Figure 1 from this paper. (c) the authors

This paper highlights a big problem in the field of quantum chemistry and posits that a solution may be right around the corner. The problem is that we still can't routinely predict the thermochemistry of TM-containing compounds with the same degree of accuracy as we can for organic molecules. The main reason is that the former systems often have a high-degree of non-dynamic correlation which means that our CCSD(T) often does not give reliable results. We can model the non-dynamic correlation with CASSCF, but there is no good way to compute the dynamic correlation based on a CASSCF wavefunction. So when different DFT functional results give wildly different predictions for your TM-compound there is no way to tell which method, if any, if the best.

This paper argues that phaseless auxiliary-field quantum Monte Carlo (ph-AFQMC) may be the solution to this problem. ph-AFQMC represents the ground state as a stochastic linear combination of Slater determinants mapped as open-ended random walks starting from a trial wavefunction. The method accounts for both non-dynamic and dynamic correlation and the paper argues that chemical accuracy can be achieved with a few hundred random walks, which can be run in parallel and on GPUs.

So what's missing? According to the authors some of the improvements needed include: more efficient ways of reaching the CBS limit, more efficient random walks and a general, automatable protocol to generate optimal trial wave functions. Let's hope these improvements will be made soon, so we can explore a much larger portion of chemical space with confidence.

This work is licensed under a Creative Commons Attribution 4.0 International License.

Wednesday, November 30, 2022

Quantum Chemical Data Generation as Fill-In for Reliability Enhancement of Machine-Learning Reaction and Retrosynthesis Planning

Alessandra Toniato, Jan P. Unsleber, Alain C. Vaucher, Thomas Weymuth, Daniel Probst, Teodoro Laino, and Markus Reiher (2022)
Highlighted by Jan Jensen

Part of Figure 7 from the paper. (c) The authors 2022. Reproduced under the CC BY NC ND 4.0 license

This is the first paper I have seen on combining automated QM-reaction prediction with ML-based retrosynthesis prediction. The idea itself is simple: for ML-predictions with low confidence (i.e. few examples in the training data) can automated QM-reaction prediction be used to check whether the proposed reaction is feasible, i.e. whether it is the reaction path with the lowest barrier?  If so, it could also be used to augment the training data.

The paper considers two examples using the Chemoton 2.0 method: one where the reaction is an elementary reaction and one where there are two steps (the Friedel-Crafts reaction shown above). It works pretty well for the former, but runs into problems for the latter.

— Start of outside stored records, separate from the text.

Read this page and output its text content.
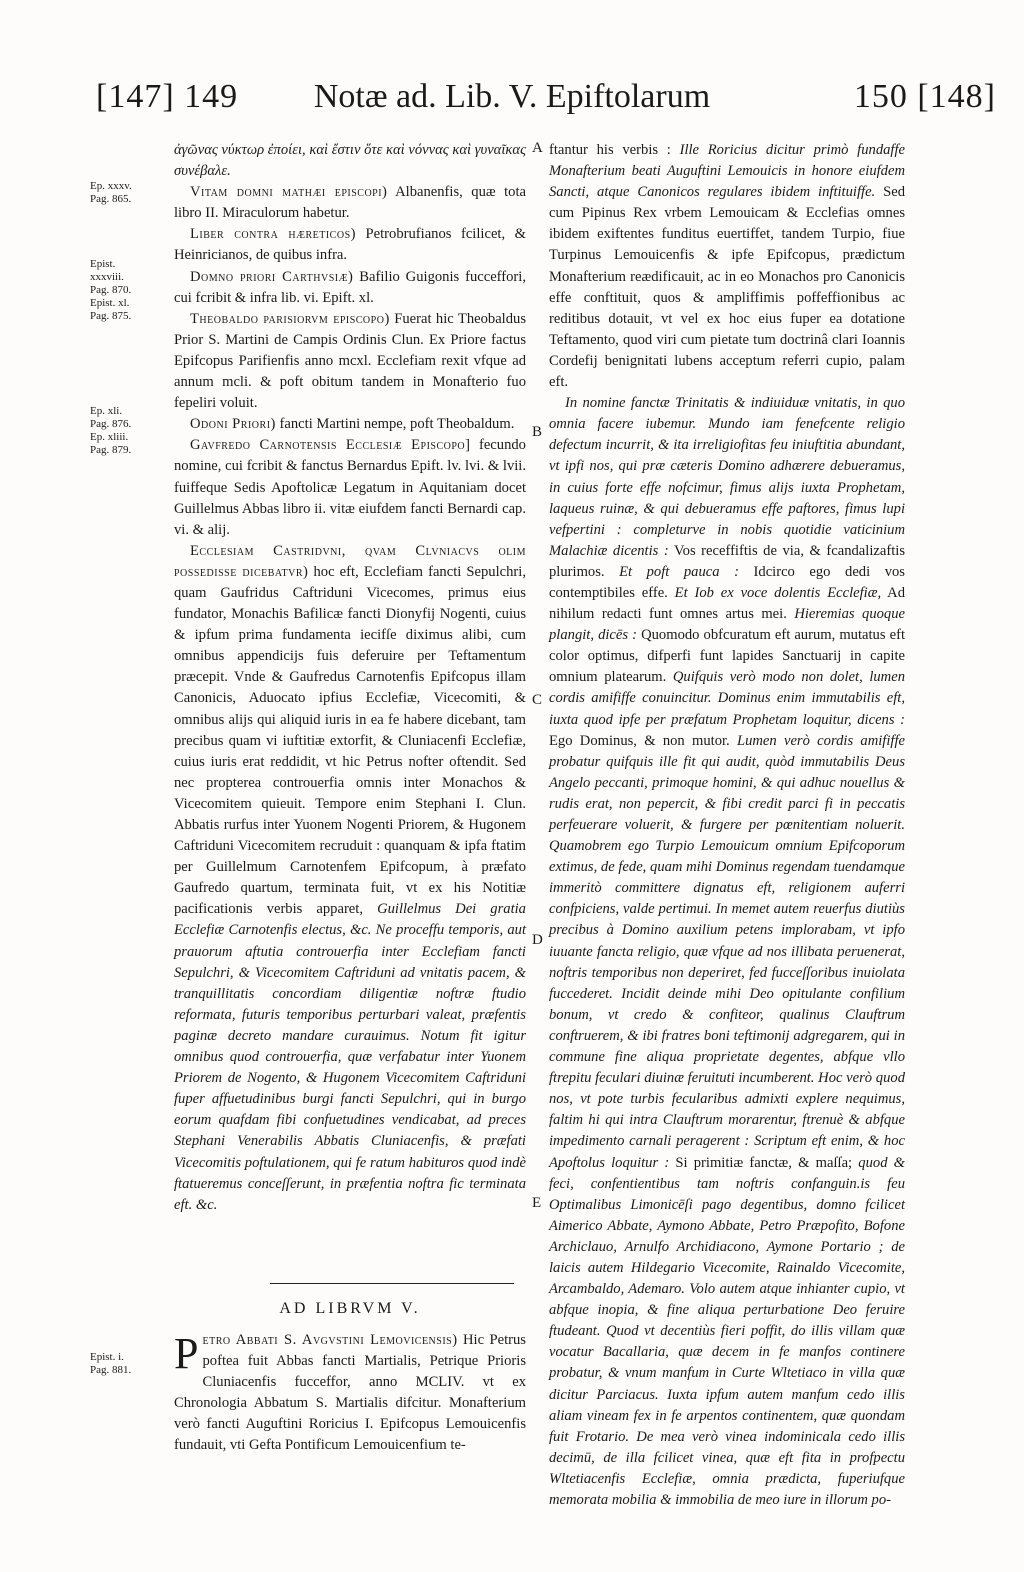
[147] 149	Notæ ad. Lib. V. Epiftolarum	150 [148]
Ep. xxxv.
Pag. 865.
Epist.
xxxviii.
Pag. 870.
Epist. xl.
Pag. 875.
Ep. xli.
Pag. 876.
Ep. xliii.
Pag. 879.
Epist. i.
Pag. 881.
A
B
C
D
E

ἀγῶνας νύκτωρ ἐποίει, καὶ ἔστιν ὅτε καὶ νόννας καὶ γυναῖκας συνέβαλε.

Vitam domni mathæi episcopi) Albanenfis, quæ tota libro II. Miraculorum habetur.

Liber contra hæreticos) Petrobrufianos fcilicet, & Heinricianos, de quibus infra.

Domno priori Carthvsiæ) Bafilio Guigonis fucceffori, cui fcribit & infra lib. vi. Epift. xl.

Theobaldo parisiorvm episcopo) Fuerat hic Theobaldus Prior S. Martini de Campis Ordinis Clun. Ex Priore factus Epifcopus Parifienfis anno mcxl. Ecclefiam rexit vfque ad annum mcli. & poft obitum tandem in Monafterio fuo fepeliri voluit.

Odoni Priori) fancti Martini nempe, poft Theobaldum.

Gavfredo Carnotensis Ecclesiæ Episcopo] fecundo nomine, cui fcribit & fanctus Bernardus Epift. lv. lvi. & lvii. fuiffeque Sedis Apoftolicæ Legatum in Aquitaniam docet Guillelmus Abbas libro ii. vitæ eiufdem fancti Bernardi cap. vi. & alij.

Ecclesiam Castridvni, qvam Clvniacvs olim possedisse dicebatvr) hoc eft, Ecclefiam fancti Sepulchri, quam Gaufridus Caftriduni Vicecomes, primus eius fundator, Monachis Bafilicæ fancti Dionyfij Nogenti, cuius & ipfum prima fundamenta iecifſe diximus alibi, cum omnibus appendicijs fuis deferuire per Teftamentum præcepit. Vnde & Gaufredus Carnotenfis Epifcopus illam Canonicis, Aduocato ipfius Ecclefiæ, Vicecomiti, & omnibus alijs qui aliquid iuris in ea fe habere dicebant, tam precibus quam vi iuftitiæ extorfit, & Cluniacenfi Ecclefiæ, cuius iuris erat reddidit, vt hic Petrus nofter oftendit. Sed nec propterea controuerfia omnis inter Monachos & Vicecomitem quieuit. Tempore enim Stephani I. Clun. Abbatis rurfus inter Yuonem Nogenti Priorem, & Hugonem Caftriduni Vicecomitem recruduit : quanquam & ipfa ftatim per Guillelmum Carnotenfem Epifcopum, à præfato Gaufredo quartum, terminata fuit, vt ex his Notitiæ pacificationis verbis apparet, Guillelmus Dei gratia Ecclefiæ Carnotenfis electus, &c. Ne proceffu temporis, aut prauorum aftutia controuerfia inter Ecclefiam fancti Sepulchri, & Vicecomitem Caftriduni ad vnitatis pacem, & tranquillitatis concordiam diligentiæ noftræ ftudio reformata, futuris temporibus perturbari valeat, præfentis paginæ decreto mandare curauimus. Notum fit igitur omnibus quod controuerfia, quæ verfabatur inter Yuonem Priorem de Nogento, & Hugonem Vicecomitem Caftriduni fuper affuetudinibus burgi fancti Sepulchri, qui in burgo eorum quafdam fibi confuetudines vendicabat, ad preces Stephani Venerabilis Abbatis Cluniacenfis, & præfati Vicecomitis poftulationem, qui fe ratum habituros quod indè ftatueremus conceſſerunt, in præfentia noftra fic terminata eft. &c.

AD LIBRVM V.
Petro Abbati S. Avgvstini Lemovicensis) Hic Petrus poftea fuit Abbas fancti Martialis, Petrique Prioris Cluniacenfis fucceffor, anno MCLIV. vt ex Chronologia Abbatum S. Martialis difcitur. Monafterium verò fancti Auguftini Roricius I. Epifcopus Lemouicenfis fundauit, vti Gefta Pontificum Lemouicenfium te-

ftantur his verbis : Ille Roricius dicitur primò fundaffe Monafterium beati Auguftini Lemouicis in honore eiufdem Sancti, atque Canonicos regulares ibidem inftituiffe. Sed cum Pipinus Rex vrbem Lemouicam & Ecclefias omnes ibidem exiftentes funditus euertiffet, tandem Turpio, fiue Turpinus Lemouicenfis & ipfe Epifcopus, prædictum Monafterium reædificauit, ac in eo Monachos pro Canonicis effe conftituit, quos & ampliffimis poffeffionibus ac reditibus dotauit, vt vel ex hoc eius fuper ea dotatione Teftamento, quod viri cum pietate tum doctrinâ clari Ioannis Cordefij benignitati lubens acceptum referri cupio, palam eft.

In nomine fanctæ Trinitatis & indiuiduæ vnitatis, in quo omnia facere iubemur. Mundo iam fenefcente religio defectum incurrit, & ita irreligiofitas feu iniuftitia abundant, vt ipfi nos, qui præ cæteris Domino adhærere debueramus, in cuius forte effe nofcimur, fimus alijs iuxta Prophetam, laqueus ruinæ, & qui debueramus effe paftores, fimus lupi vefpertini : completurve in nobis quotidie vaticinium Malachiæ dicentis : Vos receffiftis de via, & fcandalizaftis plurimos. Et poft pauca : Idcirco ego dedi vos contemptibiles effe. Et Iob ex voce dolentis Ecclefiæ, Ad nihilum redacti funt omnes artus mei. Hieremias quoque plangit, dicēs : Quomodo obfcuratum eft aurum, mutatus eft color optimus, difperfi funt lapides Sanctuarij in capite omnium platearum. Quifquis verò modo non dolet, lumen cordis amififfe conuincitur. Dominus enim immutabilis eft, iuxta quod ipfe per præfatum Prophetam loquitur, dicens : Ego Dominus, & non mutor. Lumen verò cordis amififfe probatur quifquis ille fit qui audit, quòd immutabilis Deus Angelo peccanti, primoque homini, & qui adhuc nouellus & rudis erat, non pepercit, & fibi credit parci fi in peccatis perfeuerare voluerit, & furgere per pœnitentiam noluerit. Quamobrem ego Turpio Lemouicum omnium Epifcoporum extimus, de fede, quam mihi Dominus regendam tuendamque immeritò committere dignatus eft, religionem auferri confpiciens, valde pertimui. In memet autem reuerfus diutiùs precibus à Domino auxilium petens implorabam, vt ipfo iuuante fancta religio, quæ vfque ad nos illibata peruenerat, noftris temporibus non deperiret, fed fucceſſoribus inuiolata fuccederet. Incidit deinde mihi Deo opitulante confilium bonum, vt credo & confiteor, qualinus Clauftrum conftruerem, & ibi fratres boni teftimonij adgregarem, qui in commune fine aliqua proprietate degentes, abfque vllo ftrepitu feculari diuinæ feruituti incumberent. Hoc verò quod nos, vt pote turbis fecularibus admixti explere nequimus, faltim hi qui intra Clauftrum morarentur, ftrenuè & abfque impedimento carnali peragerent : Scriptum eft enim, & hoc Apoftolus loquitur : Si primitiæ fanctæ, & maſſa; quod & feci, confentientibus tam noftris confanguin.is feu Optimalibus Limonicēſi pago degentibus, domno fcilicet Aimerico Abbate, Aymono Abbate, Petro Præpofito, Bofone Archiclauo, Arnulfo Archidiacono, Aymone Portario ; de laicis autem Hildegario Vicecomite, Rainaldo Vicecomite, Arcambaldo, Ademaro. Volo autem atque inhianter cupio, vt abfque inopia, & fine aliqua perturbatione Deo feruire ftudeant. Quod vt decentiùs fieri poffit, do illis villam quæ vocatur Bacallaria, quæ decem in fe manfos continere probatur, & vnum manfum in Curte Wltetiaco in villa quæ dicitur Parciacus. Iuxta ipfum autem manfum cedo illis aliam vineam fex in fe arpentos continentem, quæ quondam fuit Frotario. De mea verò vinea indominicala cedo illis decimū, de illa fcilicet vinea, quæ eft fita in profpectu Wltetiacenfis Ecclefiæ, omnia prædicta, fuperiufque memorata mobilia & immobilia de meo iure in illorum po-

One problem for non-elementary reactions is that one can't predict which atoms are chemically active from the overall reaction. Chemoton therefore must consider reactions involving all atom pairs and preferably more pairs of atoms simultaneously. The number of required calculations quickly gets out of hand and the authors conclude that "For such multistep reactions, new methods to identify the individual elementary steps will have to be developed to maintain the exploration within tight bounds, and hence, within reasonable computing time." 

However, even when they specify the two elementary steps for the Friedel-Crafts reaction, their method fails to find the second elementary step. The reason for this failure is not clear but could be due to the semiempirical xTB used for efficiency.

So the paper presents an interesting and important challenge to computational chemistry community. I wish more papers did this.

This work is licensed under a Creative Commons Attribution 4.0 International License.